Foreign intelligence agencies, such as the CIA and Pakistani intelligence, provided information to the UK on the basis it would not be passed on, Mr Saini said.

The Foreign Office is under an obligation to disclose documents because the British authorities were mixed up in wrongdoing in this case Dinah Rose QC

Mr Mohamed wants the High Court to force the government to release evidence he says will support his claim he gave testimony after torture in Pakistan, Morocco and Afghanistan.

His claims include that while detained for 18 months in Morocco, his genitals were repeatedly slashed with a razor blade.

His lawyer, Dinah Rose QC, earlier told the court that Mr Mohamed could get the US charges dismissed on the basis that evidence had been obtained by torture and was inadmissible.

Ms Rose claimed that at a time when the UK had sufficient information to suggest Mr Mohamed was probably being tortured, "it provided to the US authorities detailed information, and lists of questions to be put to Mr Mohamed in his interrogation".

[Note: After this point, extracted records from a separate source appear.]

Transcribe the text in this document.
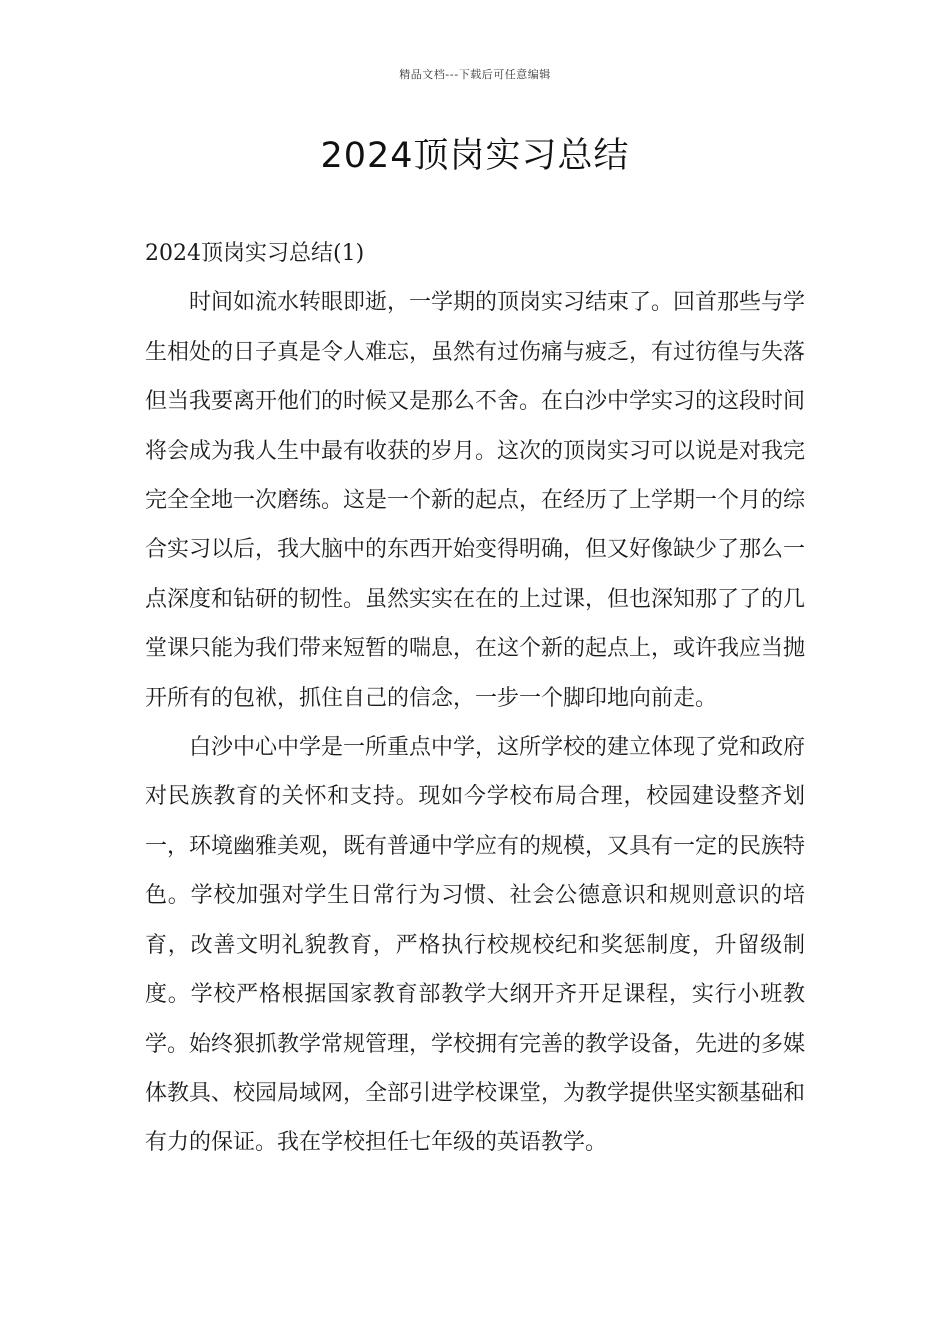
精品文档---下载后可任意编辑
2024顶岗实习总结
2024顶岗实习总结(1)

时间如流水转眼即逝，一学期的顶岗实习结束了。回首那些与学生相处的日子真是令人难忘，虽然有过伤痛与疲乏，有过彷徨与失落但当我要离开他们的时候又是那么不舍。在白沙中学实习的这段时间将会成为我人生中最有收获的岁月。这次的顶岗实习可以说是对我完完全全地一次磨练。这是一个新的起点，在经历了上学期一个月的综合实习以后，我大脑中的东西开始变得明确，但又好像缺少了那么一点深度和钻研的韧性。虽然实实在在的上过课，但也深知那了了的几堂课只能为我们带来短暂的喘息，在这个新的起点上，或许我应当抛开所有的包袱，抓住自己的信念，一步一个脚印地向前走。

白沙中心中学是一所重点中学，这所学校的建立体现了党和政府对民族教育的关怀和支持。现如今学校布局合理，校园建设整齐划一，环境幽雅美观，既有普通中学应有的规模，又具有一定的民族特色。学校加强对学生日常行为习惯、社会公德意识和规则意识的培育，改善文明礼貌教育，严格执行校规校纪和奖惩制度，升留级制度。学校严格根据国家教育部教学大纲开齐开足课程，实行小班教学。始终狠抓教学常规管理，学校拥有完善的教学设备，先进的多媒体教具、校园局域网，全部引进学校课堂，为教学提供坚实额基础和有力的保证。我在学校担任七年级的英语教学。
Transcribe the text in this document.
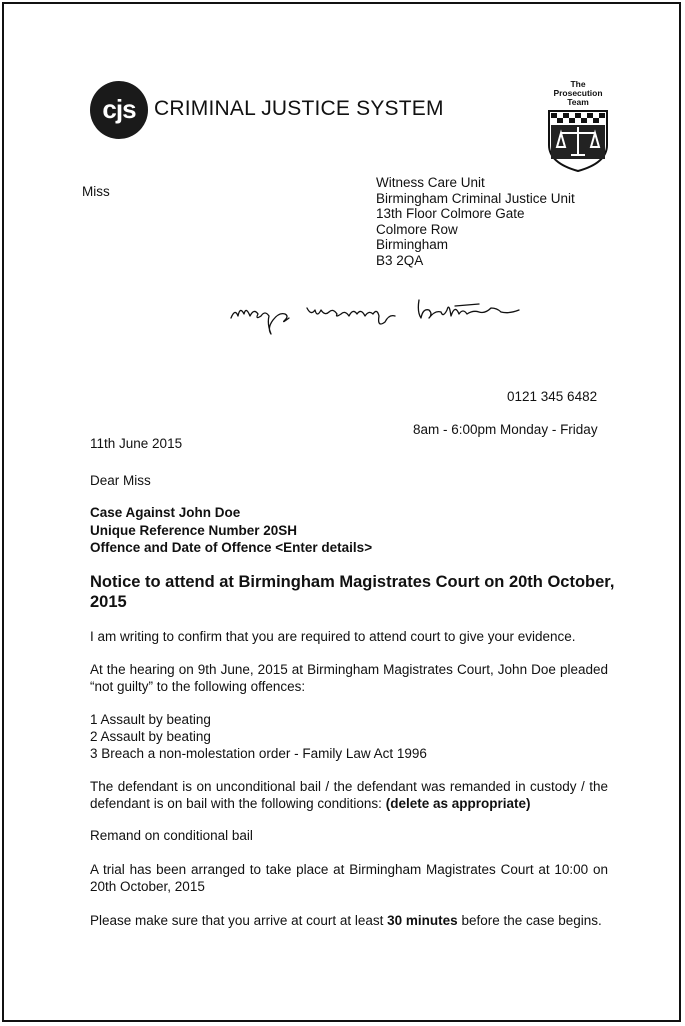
cjs CRIMINAL JUSTICE SYSTEM
The
Prosecution
Team
Miss
Witness Care Unit
Birmingham Criminal Justice Unit
13th Floor Colmore Gate
Colmore Row
Birmingham
B3 2QA
0121 345 6482
8am - 6:00pm Monday - Friday
11th June 2015
Dear Miss
Case Against John Doe
Unique Reference Number 20SH
Offence and Date of Offence <Enter details>
Notice to attend at Birmingham Magistrates Court on 20th October, 2015
I am writing to confirm that you are required to attend court to give your evidence.
At the hearing on 9th June, 2015 at Birmingham Magistrates Court, John Doe pleaded “not guilty” to the following offences:
1 Assault by beating
2 Assault by beating
3 Breach a non-molestation order - Family Law Act 1996
The defendant is on unconditional bail / the defendant was remanded in custody / the defendant is on bail with the following conditions: (delete as appropriate)
Remand on conditional bail
A trial has been arranged to take place at Birmingham Magistrates Court at 10:00 on 20th October, 2015
Please make sure that you arrive at court at least 30 minutes before the case begins.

"The defendants [the Foreign Office] are under an obligation to disclose documents because the British authorities were mixed up in wrongdoing in this case," she said.

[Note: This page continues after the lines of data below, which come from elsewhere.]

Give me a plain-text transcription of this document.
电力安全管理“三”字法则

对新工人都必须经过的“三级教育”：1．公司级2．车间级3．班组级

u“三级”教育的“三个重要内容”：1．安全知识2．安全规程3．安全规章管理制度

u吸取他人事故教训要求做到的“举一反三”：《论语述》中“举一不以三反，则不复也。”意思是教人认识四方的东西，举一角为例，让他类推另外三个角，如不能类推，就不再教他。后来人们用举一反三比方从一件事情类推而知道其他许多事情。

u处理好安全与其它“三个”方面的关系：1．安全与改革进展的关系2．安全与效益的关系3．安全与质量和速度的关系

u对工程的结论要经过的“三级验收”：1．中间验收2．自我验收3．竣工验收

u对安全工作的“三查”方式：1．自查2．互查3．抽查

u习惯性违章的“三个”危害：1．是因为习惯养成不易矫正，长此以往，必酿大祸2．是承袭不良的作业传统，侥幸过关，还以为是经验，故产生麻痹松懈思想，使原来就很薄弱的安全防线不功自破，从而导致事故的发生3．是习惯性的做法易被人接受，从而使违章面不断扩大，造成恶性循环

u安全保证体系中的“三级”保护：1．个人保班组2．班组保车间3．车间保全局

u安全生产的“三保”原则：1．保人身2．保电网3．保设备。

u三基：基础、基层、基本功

Mr Mohamed is also seeking evidence he was subjected to "extraordinary rendition" - transport abroad for interrogation.

'Al-Qaeda training'

The US denies Mr Mohamed's claims. It alleges that he travelled to Afghanistan in May 2001 and trained at an al-Qaeda camp.

It says he then accepted instructions from al-Qaeda leader Khalid Sheikh Mohammed to conduct terror operations in the US.

Mr Mohamed, who denies involvement in terrorism, was detained in April 2002 as he tried to return to the UK from Pakistan.

Born in Ethiopia, Mr Mohamed came to the UK as an asylum seeker in 1994, aged 16.

His asylum claim was never finally determined but he was given leave to remain and went on to work as a cleaner in west London.